Polizei und TU Braunschweig ermitteln Fahrzeugtempo auf B 4

Forschung mit Radar und Zählkästen

Untersuchung zwischen Wagenhoff und Gamsen: Mit diesen Kästen und mit Tempomessungen soll die Wirkung polizeilicher Kontrollen auf das Fahrverhalten erforscht werden. Foto: Frankewitsch

Wagenhoff. Sie sind kleiner als ein Schuhkarton, haben eine weiße Abdeckung und wirken unscheinbar.

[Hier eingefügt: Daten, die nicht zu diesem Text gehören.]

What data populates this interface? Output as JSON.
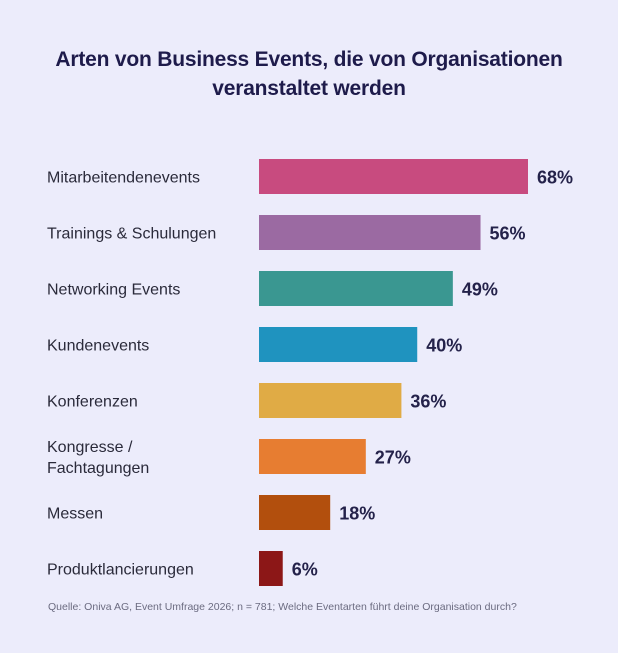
{
  "title": {
    "line1": "Arten von Business Events, die von Organisationen",
    "line2": "veranstaltet werden"
  },
  "chart_data": {
    "type": "bar",
    "orientation": "horizontal",
    "title": "Arten von Business Events, die von Organisationen veranstaltet werden",
    "categories": [
      [
        "Mitarbeitendenevents"
      ],
      [
        "Trainings & Schulungen"
      ],
      [
        "Networking Events"
      ],
      [
        "Kundenevents"
      ],
      [
        "Konferenzen"
      ],
      [
        "Kongresse /",
        "Fachtagungen"
      ],
      [
        "Messen"
      ],
      [
        "Produktlancierungen"
      ]
    ],
    "values": [
      68,
      56,
      49,
      40,
      36,
      27,
      18,
      6
    ],
    "value_labels": [
      "68%",
      "56%",
      "49%",
      "40%",
      "36%",
      "27%",
      "18%",
      "6%"
    ],
    "colors": [
      "#c84b7f",
      "#9b6aa2",
      "#3a9791",
      "#1f93bf",
      "#e0ab45",
      "#e77d31",
      "#b24f0d",
      "#8c1717"
    ],
    "xlim": [
      0,
      68
    ],
    "unit": "%"
  },
  "source": "Quelle: Oniva AG, Event Umfrage 2026; n = 781; Welche Eventarten führt deine Organisation durch?"
}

Gemeint sind die Zählkästen, die seit kurzem an der B 4 zwischen Wagenhoff und Gamsen an Schildermasten hängen.

Dahinter verbirgt sich ein Forschungsprojekt, das die Technische Universität (TU) Braunschweig jetzt gemeinsam mit dem niedersächsischen Innenministerium und der Polizei Gifhorn gestartet hat.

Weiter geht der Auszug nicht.